Language for expressing a prediction
Words to express a prediction: predicted, expected, forecasted, anticipated
Future tense: will, is going to
It is predicted that the use of solar energy will rise.
It is anticipated that the use of solar energy is going to rise.
Note about the following task
The report is produced in 2010 so we can establish that all data before this point has actually occurred and everything after this date is a projection.
You should spend about 20 minutes on this task
The graph below gives information from a report in 2010 about the use of energy in Australia since 1980 with projections until 2030.
Summarize the information by selecting and reporting the main features, and make comparisons where relevant.
Write at least 150 words
Given is a line graph, which displays energy consumption in Australia from 1980 to 2030; the energy is divided into different categories according to fuel sources. Overall, it can be seen that there is an upward trend for all types of energy except during the period from 1980 to 2010, and this trend is predicted to continue up to and including 2030.
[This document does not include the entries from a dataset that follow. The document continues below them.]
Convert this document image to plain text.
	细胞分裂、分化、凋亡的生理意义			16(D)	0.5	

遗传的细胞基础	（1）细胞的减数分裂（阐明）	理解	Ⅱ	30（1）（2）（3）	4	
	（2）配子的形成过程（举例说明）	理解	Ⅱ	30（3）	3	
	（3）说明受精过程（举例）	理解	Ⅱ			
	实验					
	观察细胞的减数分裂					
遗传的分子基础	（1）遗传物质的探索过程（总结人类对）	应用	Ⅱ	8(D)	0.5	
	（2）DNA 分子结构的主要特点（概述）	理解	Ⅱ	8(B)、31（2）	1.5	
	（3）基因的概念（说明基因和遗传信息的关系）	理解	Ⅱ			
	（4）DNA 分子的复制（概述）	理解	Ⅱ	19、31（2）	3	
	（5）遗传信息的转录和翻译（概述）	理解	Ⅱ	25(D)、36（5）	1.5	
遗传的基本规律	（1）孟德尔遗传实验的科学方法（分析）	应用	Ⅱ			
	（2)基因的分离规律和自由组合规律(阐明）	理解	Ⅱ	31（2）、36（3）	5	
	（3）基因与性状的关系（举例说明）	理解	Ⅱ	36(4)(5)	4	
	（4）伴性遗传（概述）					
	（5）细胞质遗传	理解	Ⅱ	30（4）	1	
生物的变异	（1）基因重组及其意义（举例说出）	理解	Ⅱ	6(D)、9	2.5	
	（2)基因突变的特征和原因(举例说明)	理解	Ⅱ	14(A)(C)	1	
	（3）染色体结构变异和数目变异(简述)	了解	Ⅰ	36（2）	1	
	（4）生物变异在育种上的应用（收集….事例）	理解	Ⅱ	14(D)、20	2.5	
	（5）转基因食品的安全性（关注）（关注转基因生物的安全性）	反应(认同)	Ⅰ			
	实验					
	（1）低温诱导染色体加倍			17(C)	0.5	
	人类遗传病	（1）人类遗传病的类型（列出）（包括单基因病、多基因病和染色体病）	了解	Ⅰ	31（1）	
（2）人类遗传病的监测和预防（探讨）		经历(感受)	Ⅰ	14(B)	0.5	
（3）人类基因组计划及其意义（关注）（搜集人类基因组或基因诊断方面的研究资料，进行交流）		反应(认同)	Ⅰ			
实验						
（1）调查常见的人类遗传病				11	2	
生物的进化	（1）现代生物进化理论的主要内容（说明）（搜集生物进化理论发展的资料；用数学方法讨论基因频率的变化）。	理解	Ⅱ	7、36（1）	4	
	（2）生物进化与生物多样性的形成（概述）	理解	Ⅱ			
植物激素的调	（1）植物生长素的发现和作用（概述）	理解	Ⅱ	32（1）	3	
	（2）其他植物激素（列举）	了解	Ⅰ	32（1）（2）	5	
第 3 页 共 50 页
In 1980, 35 billion units of oil were used to generate energy. Fluctuations in the first 15 years notwithstanding, the units of consumption experienced a steady growth from 1995 onwards, and projections show the usage will hit about 48 billion by 2030. Even though coal starts the graph much lower at 16 billion units and natural gas at 20 billion units, they are both expected to climb to end at 32 billion and 25 billion units, respectively, with the usage of coal now ahead by approximately 7 billion units.
Standing at 4 billion units in 1980, nuclear and solar energy underwent a marginal increase in their consumption units, and are expected to reach 8 billion and 6 billion units, respectively, in 2030, according to estimates.